Из ближайшей харчевни "Утренний карп", где готовили первый завтрак для докеров и рикш, донёсся насыщенный аромат мисо-супа с тофу и вяленой скумбрией. Хозяйка, женщина лет пятидесяти с руками, покрытыми ожогами от постоянного контакта с кипятком, появилась в дверях, держа в руках старую фаянсовую миску с дымящимся бульоном.
"Последний раз, старик", – сказала она, и в её голосе звучала не столько грубость, сколько усталая покорность судьбе. "Завтра – либо десять сэн, либо твой инструмент. У самой семья, понимаешь ли."
Ито медленно провёл дрожащими пальцами по единственной оставшейся струне. Звук получился дрожащим, но удивительно чистым – будто последний крик уходящей эпохи. Затем, с резким движением, словно отрубая себе палец, он снял эту струну – ту самую, что когда-то играла перед самим генералом Ноги во время осады Порт-Артура.
"Музыка умирает последней…", – прошептал он, протягивая драгоценную шёлковую нить. "Но она воскресает первой, когда все остальные голоса уже замолкли."
Такеши видел, как дрожали руки старика, когда он принимал миску. Ветеран не ел, судя по впалым щекам и выпирающим скулам, несколько дней. Его грязный кимоно с едва различимым гербом когда-то знатного самурайского рода висел на нём, как на вешалке.
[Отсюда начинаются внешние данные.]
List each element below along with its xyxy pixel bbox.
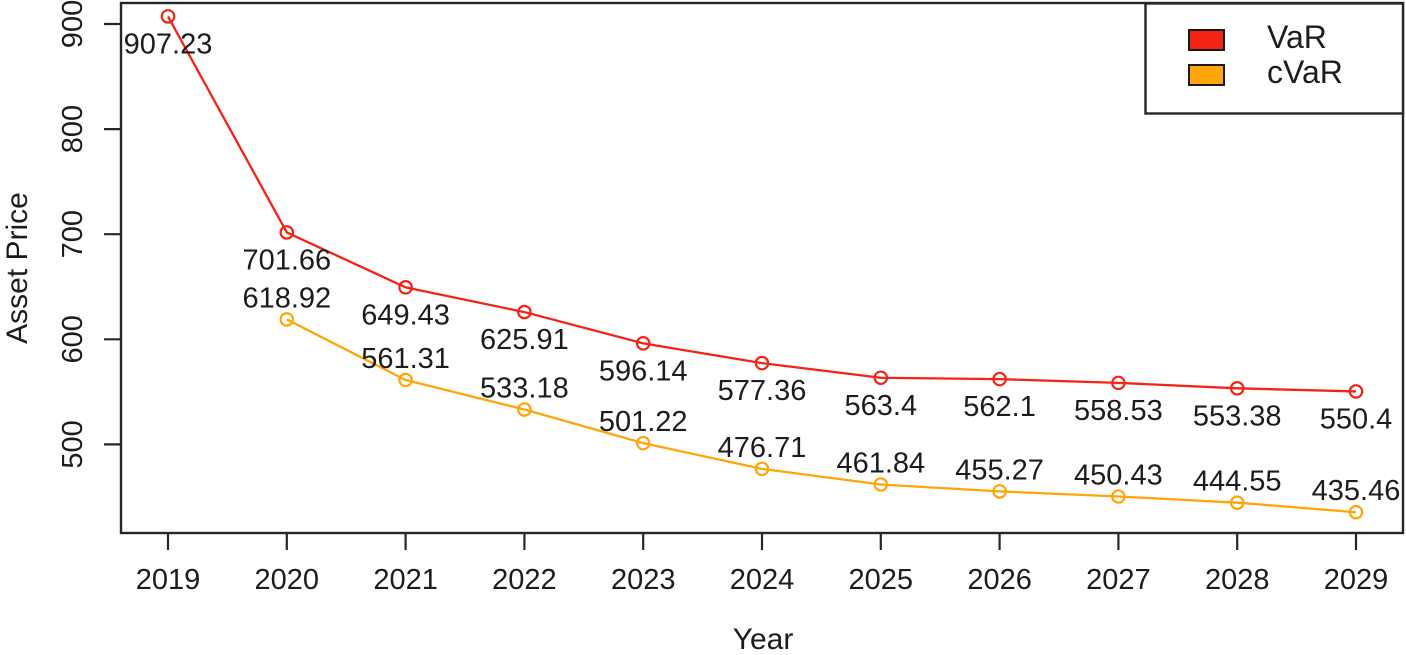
var-point-marker bbox=[754, 355, 770, 371]
cvar-point-marker bbox=[1111, 489, 1126, 504]
cvar-point-label: 476.71 bbox=[718, 432, 807, 464]
var-point-marker bbox=[398, 280, 413, 295]
x-tick-label: 2025 bbox=[849, 564, 914, 596]
x-tick-label: 2029 bbox=[1324, 564, 1389, 596]
var-point-label: 701.66 bbox=[242, 244, 331, 276]
cvar-point-label: 618.92 bbox=[242, 282, 331, 314]
var-point-marker bbox=[1348, 384, 1364, 399]
x-tick-label: 2028 bbox=[1205, 564, 1270, 596]
var-point-label: 550.4 bbox=[1320, 403, 1393, 435]
var-point-label: 577.36 bbox=[718, 375, 807, 407]
cvar-point-label: 533.18 bbox=[480, 373, 569, 405]
var-point-marker bbox=[1229, 380, 1245, 396]
cvar-point-marker bbox=[1229, 495, 1245, 510]
y-tick-label: 800 bbox=[57, 105, 89, 153]
y-tick-label: 500 bbox=[57, 420, 89, 468]
var-point-label: 558.53 bbox=[1074, 395, 1163, 427]
cvar-point-label: 561.31 bbox=[361, 343, 450, 375]
cvar-point-marker bbox=[279, 312, 295, 327]
x-tick-label: 2026 bbox=[967, 564, 1032, 596]
var-line bbox=[166, 15, 1357, 393]
x-tick-label: 2023 bbox=[611, 564, 676, 596]
legend-label-cvar: cVaR bbox=[1267, 54, 1343, 90]
var-point-label: 649.43 bbox=[361, 299, 450, 331]
cvar-point-label: 435.46 bbox=[1312, 475, 1401, 507]
x-tick-label: 2022 bbox=[492, 564, 557, 596]
cvar-point-marker bbox=[398, 372, 413, 388]
cvar-point-marker bbox=[873, 477, 889, 492]
var-point-marker bbox=[992, 371, 1007, 387]
y-tick-label: 900 bbox=[57, 0, 89, 48]
x-axis-title: Year bbox=[733, 623, 794, 655]
y-axis-title: Asset Price bbox=[1, 192, 34, 344]
var-point-marker bbox=[873, 370, 889, 386]
x-tick-label: 2027 bbox=[1086, 564, 1151, 596]
legend-swatch-cvar bbox=[1188, 64, 1225, 86]
x-tick-label: 2020 bbox=[255, 564, 320, 596]
x-tick-label: 2019 bbox=[136, 564, 201, 596]
y-tick-label: 600 bbox=[57, 315, 89, 363]
cvar-point-label: 501.22 bbox=[599, 406, 688, 438]
var-point-label: 907.23 bbox=[124, 28, 213, 60]
y-tick-label: 700 bbox=[57, 210, 89, 258]
x-tick-label: 2021 bbox=[373, 564, 438, 596]
legend-label-var: VaR bbox=[1267, 19, 1327, 55]
legend-box bbox=[1144, 2, 1405, 115]
var-point-marker bbox=[1111, 375, 1126, 391]
cvar-point-marker bbox=[517, 402, 532, 417]
var-point-marker bbox=[160, 9, 176, 24]
cvar-point-label: 450.43 bbox=[1074, 459, 1163, 491]
cvar-point-marker bbox=[754, 461, 770, 477]
var-point-label: 596.14 bbox=[599, 355, 688, 387]
cvar-line bbox=[286, 318, 1357, 514]
var-point-label: 553.38 bbox=[1193, 400, 1282, 432]
var-point-marker bbox=[635, 336, 651, 351]
var-point-label: 562.1 bbox=[963, 391, 1036, 423]
var-point-label: 563.4 bbox=[845, 390, 918, 422]
cvar-point-marker bbox=[992, 484, 1007, 499]
var-point-label: 625.91 bbox=[480, 324, 569, 356]
cvar-point-label: 444.55 bbox=[1193, 466, 1282, 498]
var-point-marker bbox=[517, 304, 532, 320]
x-tick-label: 2024 bbox=[730, 564, 795, 596]
cvar-point-label: 455.27 bbox=[955, 454, 1044, 486]
cvar-point-label: 461.84 bbox=[836, 448, 925, 480]
cvar-point-marker bbox=[1348, 504, 1364, 520]
legend-swatch-var bbox=[1188, 29, 1225, 51]
cvar-point-marker bbox=[635, 435, 651, 451]
var-point-marker bbox=[279, 225, 295, 240]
В этот момент из-за угла донёсся шум нового автобуса "TGE" (Tokyo Gas Electric), который только начал курсировать по этому району. Его рёв заглушил последние ноты умирающей музыки, а выхлопные газы смешались с ароматом утреннего бульона, создавая странную метафору нового времени.
Улица Гиндза. 13:40.
Такеши пробирался по оживлённой улице, где запах жареных каштанов смешивался с едким дымом из фабричных труб. Над головой пестрели вывески: "Кафе «Лион» – настоящий французский кофе!", "Магазин «Мацуя» – швейные машинки «Зингер» в рассрочку!", а рядом – скромная табличка старого магазинчика кимоно, почти затерявшаяся среди ярких неоновых букв.
У витрины универмага "Мацузакая", где манекены в смокингах соседствовали с традиционными хаори, стояли двое студентов. Первый – в новеньком костюме от "Tailor Toyo", с галстуком, заколотым дорогой булавкой в виде якоря (подарок от дяди-судовладельца), нервно постукивал лакированными туфлями по тротуару. Второй – в поношенном, но безупречно чистом гакуране, с потрёпанным томом Ницше под мышкой, задумчиво смотрел на клубы дыма, поднимавшиеся над промышленным районом.